I am very hard pressed to find someone, that I don't know personally, who has inspired me in as large a capacity as Tom Ford has. I could go on and on with the typical accolades - he's a creative genius, excelling in every field he graces with his toes, and is always on the forefront of fashion. Ford doesn't foresee trends; he creates them. You don't want what he's got because he created what you want; you want what he created because when you see what he's got, you discover that you need what you didn't even know before to want. Ford is globally recognized, revered by his peers, and worshiped by millions - myself included.

Tom Ford has influenced my life in ways that I often don't realize until later - sometimes much later. I remember the first time I saw Tom Ford for Yves Saint Laurent's print ad for their fragrance, Opium. I was about ten-years-old and flipping through one of my mom's copies of American Vogue, not really understanding fashion or really seeing what I was looking at (I pursued art as an all-encompassing entity, I hadn't yet comprehended it in application). My eyes glossed over page after page, flipping just fast enough to catch the gist of the images and never reading a word, until I stopped and stared at the page before me wide-eyed. Right there, sitting in my hands, was a picture of model Sophie Dahl lying down, pale as a sheet, wearing studded stilettos and an extravagant necklace - completely naked.

I remember thinking, "Can people do that?" Can people put naked pictures of girls in magazines? Can this girl really be paid for this? Is this okay? Is this an acceptable thing to be doing?

I'm unsure of the reason for my reaction. Maybe it was my age, but I'm more inclined to believe it was the time. What I think many people fail to realize about the genius of Tom Ford is that his success and his story is not just about aesthetics or his intuitiveness when it comes to style and fashion. Ford revolutionized fashion in this way that cannot be retracted. He pushed the envelope past the point of no return and fortunately received bountiful returns for his insight. Advertising was pushed to a whole new level now. And in typical Tom Ford fashion, Tom Ford doesn't just demand your attention. He captures it, bounds it, pleasures it, and has you screaming for more before you can even say Stockholm syndrome.

Tom Ford made me realize that things are possible beyond what you think are the limits of your imagination. He shows me that when you push as hard as you can, you can still push harder. There is always something new and enticing just lying in the wake to be created. Always created; never discovered. He taught me that when you have nothing, sometimes that's even better than having everything. You stand on the threshold of infinite possibilities, infinite building, and infinite growth.

Sunday, December 18, 2011

I hate to think this is true, but it if motivates -

These are our glory days.
We are young, we are alive, and we can make this moment exactly everything we want it to be.
Make of it what you will. Will everything you can.

Monday, November 7, 2011

This is going to be personal and a little overwrought with emotion, but I feel the need to write -

Is it bad if I feel overwhelmed because so many positive things are happening today, but I don't know how to properly feel happy about them?
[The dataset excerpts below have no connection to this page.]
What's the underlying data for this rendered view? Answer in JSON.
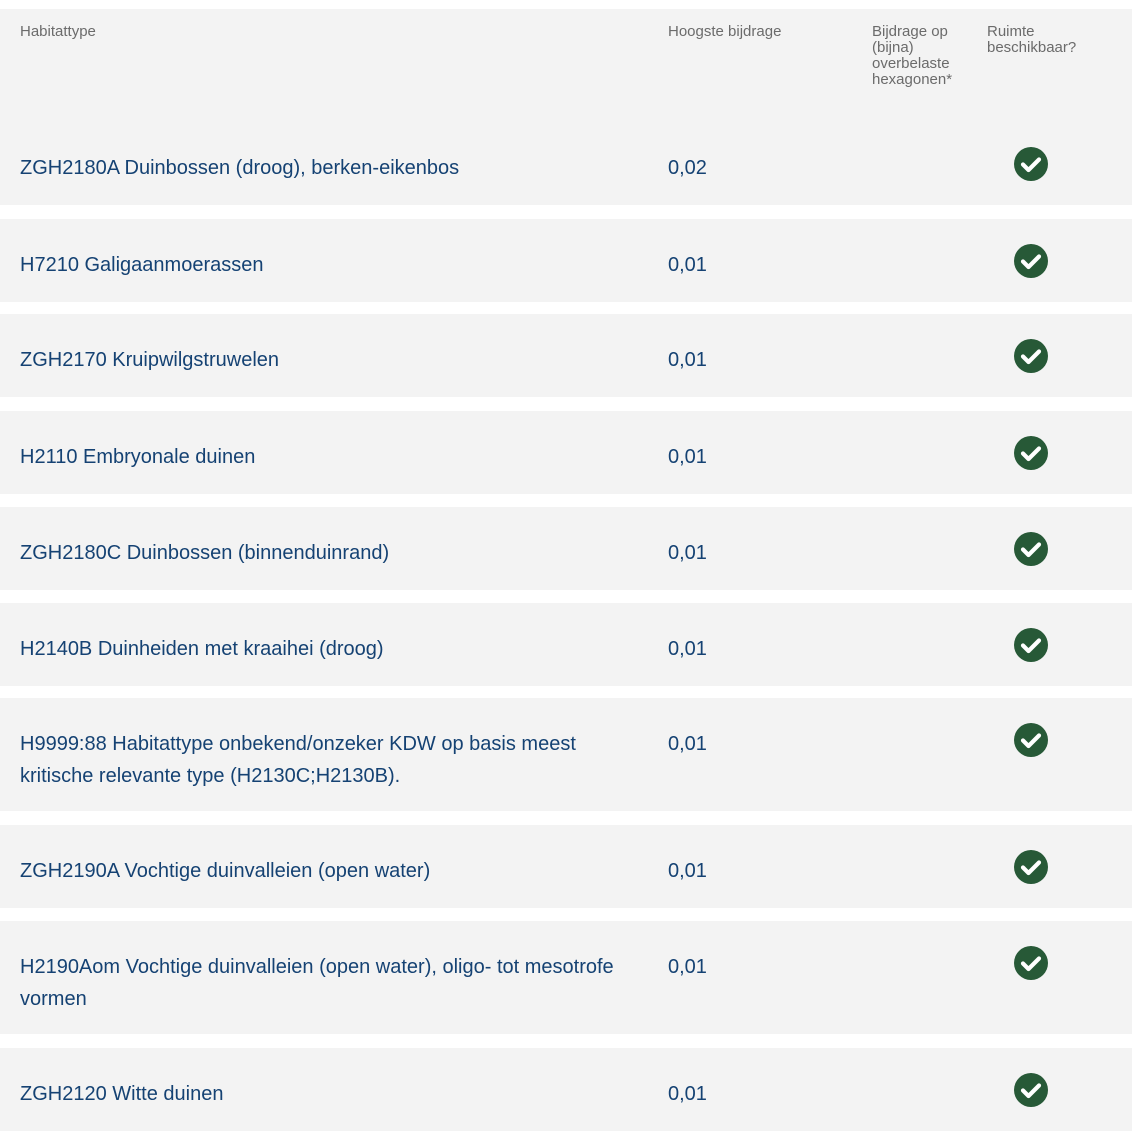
{
  "headers": {
    "name": "Habitattype",
    "max": "Hoogste bijdrage",
    "over_line1": "Bijdrage op",
    "over_line2": "(bijna)",
    "over_line3": "overbelaste",
    "over_line4": "hexagonen*",
    "space_line1": "Ruimte",
    "space_line2": "beschikbaar?"
  },
  "colors": {
    "header_bg": "#f3f3f3",
    "row_bg": "#f3f3f3",
    "text_blue": "#154273",
    "header_text": "#6b6b6b",
    "check_green": "#275937"
  },
  "rows": [
    {
      "name": "ZGH2180A Duinbossen (droog), berken-eikenbos",
      "max": "0,02",
      "space_icon": "check-circle-icon"
    },
    {
      "name": "H7210 Galigaanmoerassen",
      "max": "0,01",
      "space_icon": "check-circle-icon"
    },
    {
      "name": "ZGH2170 Kruipwilgstruwelen",
      "max": "0,01",
      "space_icon": "check-circle-icon"
    },
    {
      "name": "H2110 Embryonale duinen",
      "max": "0,01",
      "space_icon": "check-circle-icon"
    },
    {
      "name": "ZGH2180C Duinbossen (binnenduinrand)",
      "max": "0,01",
      "space_icon": "check-circle-icon"
    },
    {
      "name": "H2140B Duinheiden met kraaihei (droog)",
      "max": "0,01",
      "space_icon": "check-circle-icon"
    },
    {
      "name": "H9999:88 Habitattype onbekend/onzeker KDW op basis meest kritische relevante type (H2130C;H2130B).",
      "max": "0,01",
      "space_icon": "check-circle-icon"
    },
    {
      "name": "ZGH2190A Vochtige duinvalleien (open water)",
      "max": "0,01",
      "space_icon": "check-circle-icon"
    },
    {
      "name": "H2190Aom Vochtige duinvalleien (open water), oligo- tot mesotrofe vormen",
      "max": "0,01",
      "space_icon": "check-circle-icon"
    },
    {
      "name": "ZGH2120 Witte duinen",
      "max": "0,01",
      "space_icon": "check-circle-icon"
    }
  ]
}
People have been so complimentary today, incredibly kind and things have been going my way pretty much since I've gotten up this morning. And I feel like I should be over the moon, but I don't know how to be. If I feel, I feel overwhelmed. And if I try to calm myself down, I feel like it's all white noise. It's all blunted and it feels wrong. It feels wrong to not be ecstatic, elated, or at the very least grateful, that my day is going this well.

I wish every day was like this so that I didn't have to feel this obligation to nobody when it is.